# Amazon Textract Pre-processing: Detecting Visuals

## Introduction

Many customers encounter one challenge: removing or redacting visuals during pre-processing and feeding only relevant contents into Textract for extraction. These visuals including logos, product sample pictures, charts, etc. In many use cases, these visuals should be redacted or extracted out for further processing. 

In this Notebook, we will go through different options for handling these visuals and point out each option's pros and cons. As well as additional parameters engineers/developers should watch out for.


# Table of Contents:
* [Option 1: Searchable PDF](#option-1)
* [Option 2: OpenCV Edge Detector](#option-2)
* Option 3: Pixel Analysis Notebook

## Option 1: Searchable PDF
Searchable PDFs are native documents, and they usually are generated by other applications. These types of PDFs retain metadata, text, and image information inside the document. Therefore, you can easily use python or other libraries to extract images and text. In these two notebooks, we will focus on un-searchable scanned PDFs.

## Option 2: OpenCV Edge Detector
This option will be using [OpenCV](https://docs.opencv.org/master/index.html) Edge Detector to detect edges of visuals within the document. In this example, we are using a single page of the PDF. You can loop through to process multiple pages of PDF documents. Also, we are creating few variables to help us adjust and optimize accuracy depending on the use case.

### Environment Setup

In [None]:
#Uncomment to install the dependencies
!pip install --upgrade matplotlib
!pip install --upgrade opencv-python
%matplotlib inline
!pip install --upgrade boto3
!pip install --upgrade numpy
!pip install --upgrade pdf2image

#For Mac users 
!brew install poppler

#For Linux Users
#!sudo yum install poppler-utils -y

### Initialization

In [None]:
import cv2
from matplotlib import pyplot as plt
from pdf2image import convert_from_path
from IPython.display import IFrame
from pathlib import Path
import boto3
import numpy as np

### Optimization Parameters

In [None]:
# Minimum Width and Height of a visual. These are expressed in percentage of page width or page height. 
# This can be as small as a width of a character, then you will treat all characters as an visual. 
# The optimum threshold depends on your use case. You can play around these these parameters to find the optimum point.
MINIMUM_WIDTH = 0.05 
MINIMUM_HEIGTH = 0.05

# Image padding parameters (in pixels): Set padding values to bring the text associated to your image,
# This is particular useful with visuals/charts without boarders, and you like to consider the axis values, 
# image title, or image descriptions as part of the visual.
LEFT_PADDING = 15
RIGHT_PADDING = 5
TOP_PADDING = 5
BOTTOM_PADDING = 65

### Input and Output Directories

In [None]:
# Input and Output Files/Directories:
input_file_location = "./doc_input/"
output_file_location = "./doc_output/"
input_file_name = "sample_input.pdf"

### Preprocessing

#### - Read Input Document

In [None]:
doc = convert_from_path(input_file_location + input_file_name)
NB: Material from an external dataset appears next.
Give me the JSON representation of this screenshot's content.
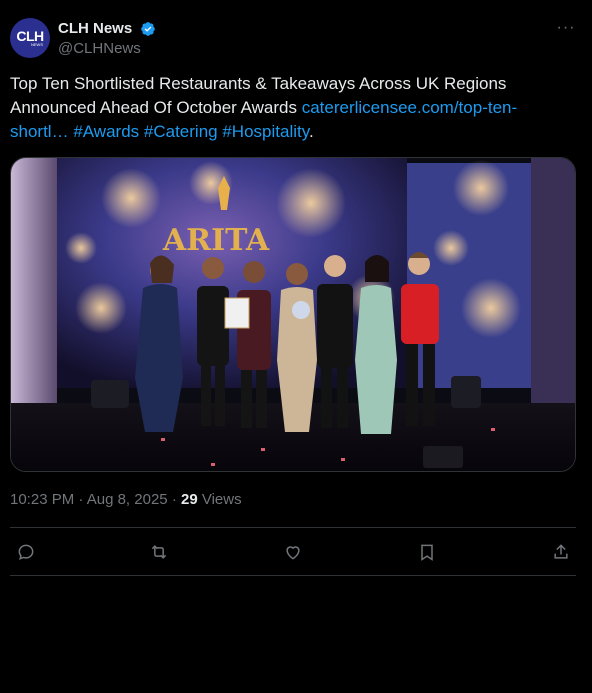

#### - Get the first document page

In [None]:
page = doc[0]
page_number = 1

#### - Convert the page image to a bytearray readable by OpenCV

In [None]:
original_img = cv2.cvtColor(np.asarray(page), code=cv2.COLOR_RGB2BGR)

#### - Convert the original image to grayscale

In [None]:
# Convert Page to gray scale
gray_scale_image = cv2.cvtColor(original_img, cv2.COLOR_BGR2GRAY)

#Show the Original Page
fig = plt.figure(figsize=(15,10))
show_img = fig.add_subplot(1,2,1)
show_img.set_title(r'$\bf Original$'+ '\n\n', fontsize= 16)
show_img.xaxis.tick_top()
img_plot = plt.imshow(cv2.cvtColor(original_img, cv2.COLOR_BGR2RGB))

#Show the redacted page
show_img = fig.add_subplot(1,2,2)
show_img.set_title(r'$\bf Gray Scale$' + '\n\n', fontsize= 16)
show_img.xaxis.tick_top()
img_plot = plt.imshow(cv2.cvtColor(gray_scale_image, cv2.COLOR_BGR2RGB))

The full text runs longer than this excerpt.